Vibrant Visuals adds a new capability to Texture Sets: subsurface scattering. This simulates the effect of light shining on translucent surfaces, like leaves, wax, and skin.

This is a comparison of a forest scene with no subsurface scattering vs full subsurface scattering applied to all leaves:

This effect can be controlled with Texture Sets, much like how metalness, emissive, and roughness are controlled. Note that metalness and subsurface cannot be used in conjunction with each other for the same pixel in a texture or uniform value. That is, only non-metals can exhibit subsurface scattering effects. If non-zero values are provided for both metalness and subsurface, then the larger value will win and the other will be ignored. In the event of a tie, subsurface will take precedence.

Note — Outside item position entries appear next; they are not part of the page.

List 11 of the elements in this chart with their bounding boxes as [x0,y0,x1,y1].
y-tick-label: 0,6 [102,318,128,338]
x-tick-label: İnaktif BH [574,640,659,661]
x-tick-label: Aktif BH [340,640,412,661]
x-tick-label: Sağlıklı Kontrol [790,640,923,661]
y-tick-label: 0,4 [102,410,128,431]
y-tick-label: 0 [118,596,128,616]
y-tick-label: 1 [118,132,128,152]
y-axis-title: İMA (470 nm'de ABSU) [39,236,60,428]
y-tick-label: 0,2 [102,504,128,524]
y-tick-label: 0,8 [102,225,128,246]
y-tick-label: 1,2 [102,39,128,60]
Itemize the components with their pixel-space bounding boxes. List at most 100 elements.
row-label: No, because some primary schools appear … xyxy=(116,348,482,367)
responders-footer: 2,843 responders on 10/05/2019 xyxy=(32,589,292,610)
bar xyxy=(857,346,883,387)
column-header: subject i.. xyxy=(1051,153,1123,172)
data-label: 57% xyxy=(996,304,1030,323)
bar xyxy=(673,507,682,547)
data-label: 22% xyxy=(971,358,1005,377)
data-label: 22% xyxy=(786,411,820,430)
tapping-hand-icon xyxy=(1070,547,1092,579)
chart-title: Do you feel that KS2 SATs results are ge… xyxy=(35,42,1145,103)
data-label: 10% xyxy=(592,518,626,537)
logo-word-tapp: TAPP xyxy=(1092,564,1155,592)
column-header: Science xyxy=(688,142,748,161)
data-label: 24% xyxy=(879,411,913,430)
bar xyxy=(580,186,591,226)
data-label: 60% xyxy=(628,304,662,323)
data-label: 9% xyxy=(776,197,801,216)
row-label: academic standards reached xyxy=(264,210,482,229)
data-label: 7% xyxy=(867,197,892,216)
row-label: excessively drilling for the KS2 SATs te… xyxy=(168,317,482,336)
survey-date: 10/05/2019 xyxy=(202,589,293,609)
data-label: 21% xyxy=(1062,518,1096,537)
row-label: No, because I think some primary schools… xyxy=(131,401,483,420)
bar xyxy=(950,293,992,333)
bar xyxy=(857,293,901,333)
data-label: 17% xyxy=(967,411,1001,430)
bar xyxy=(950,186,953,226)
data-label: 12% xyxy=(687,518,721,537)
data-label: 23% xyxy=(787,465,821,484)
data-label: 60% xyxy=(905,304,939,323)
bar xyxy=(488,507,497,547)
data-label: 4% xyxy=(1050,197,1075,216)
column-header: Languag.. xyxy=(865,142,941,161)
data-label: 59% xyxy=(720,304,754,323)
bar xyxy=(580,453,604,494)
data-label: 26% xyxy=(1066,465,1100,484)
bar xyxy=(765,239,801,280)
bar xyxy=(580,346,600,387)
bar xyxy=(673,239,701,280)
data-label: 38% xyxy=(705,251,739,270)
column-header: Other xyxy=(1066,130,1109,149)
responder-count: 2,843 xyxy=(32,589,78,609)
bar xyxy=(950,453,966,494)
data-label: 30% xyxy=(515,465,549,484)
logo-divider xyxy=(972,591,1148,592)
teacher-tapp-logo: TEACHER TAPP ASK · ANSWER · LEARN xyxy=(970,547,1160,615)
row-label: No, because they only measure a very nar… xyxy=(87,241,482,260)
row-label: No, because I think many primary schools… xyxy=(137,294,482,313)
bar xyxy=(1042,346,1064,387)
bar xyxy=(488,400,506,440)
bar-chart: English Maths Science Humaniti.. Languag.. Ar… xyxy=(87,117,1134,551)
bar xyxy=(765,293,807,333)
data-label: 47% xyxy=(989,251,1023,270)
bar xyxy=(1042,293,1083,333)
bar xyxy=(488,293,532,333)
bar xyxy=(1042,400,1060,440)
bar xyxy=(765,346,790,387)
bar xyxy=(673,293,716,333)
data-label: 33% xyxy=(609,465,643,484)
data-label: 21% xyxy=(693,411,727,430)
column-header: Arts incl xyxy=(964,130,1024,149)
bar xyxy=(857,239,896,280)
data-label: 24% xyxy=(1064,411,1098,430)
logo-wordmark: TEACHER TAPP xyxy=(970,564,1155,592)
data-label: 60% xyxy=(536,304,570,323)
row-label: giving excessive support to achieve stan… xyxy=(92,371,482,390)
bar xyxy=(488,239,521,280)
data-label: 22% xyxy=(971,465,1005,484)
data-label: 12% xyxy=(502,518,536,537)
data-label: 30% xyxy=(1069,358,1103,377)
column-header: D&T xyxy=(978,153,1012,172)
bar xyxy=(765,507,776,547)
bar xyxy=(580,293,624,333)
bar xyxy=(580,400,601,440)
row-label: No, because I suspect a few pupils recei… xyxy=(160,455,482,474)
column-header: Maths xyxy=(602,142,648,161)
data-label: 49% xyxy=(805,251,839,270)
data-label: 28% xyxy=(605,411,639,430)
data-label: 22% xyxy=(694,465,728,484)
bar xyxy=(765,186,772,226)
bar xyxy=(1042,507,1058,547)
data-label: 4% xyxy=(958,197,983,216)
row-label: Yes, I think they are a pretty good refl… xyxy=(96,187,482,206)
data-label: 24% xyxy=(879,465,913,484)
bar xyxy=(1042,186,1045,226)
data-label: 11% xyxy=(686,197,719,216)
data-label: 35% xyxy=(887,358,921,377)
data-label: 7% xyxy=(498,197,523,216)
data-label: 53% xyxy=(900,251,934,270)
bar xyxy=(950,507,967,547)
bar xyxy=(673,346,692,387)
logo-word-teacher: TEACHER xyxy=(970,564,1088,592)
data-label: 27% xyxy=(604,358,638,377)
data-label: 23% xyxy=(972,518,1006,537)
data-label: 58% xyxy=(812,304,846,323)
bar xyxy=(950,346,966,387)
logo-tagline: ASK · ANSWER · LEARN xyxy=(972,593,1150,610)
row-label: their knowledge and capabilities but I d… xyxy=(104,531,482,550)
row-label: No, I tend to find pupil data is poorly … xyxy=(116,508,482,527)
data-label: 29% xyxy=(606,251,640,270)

$metalness(m,s) = \begin{Bmatrix} 0 : m \leqslant s \ m : m \gt s \end{Bmatrix}$

$subsurface(s,m) = \begin{Bmatrix} 0 : s \lt m \ s : s \geqslant m \end{Bmatrix}$

(m = Metalness Texture Set; s = Subsurface Texture Set)

Higher subsurface values will increase the effect, allowing more light to penetrate the surface of a given object more and more, while a value of 0 will have no subsurface effect. The effect is calibrated to allow a maximum penetration depth of roughly 1 block.

To take advantage of subsurface scattering, your texture set must define a four-channel "metalness_emissiveness_roughness_subsurface" image rather than the typical three-channel MER image. For more details, read the Texture Sets documentation.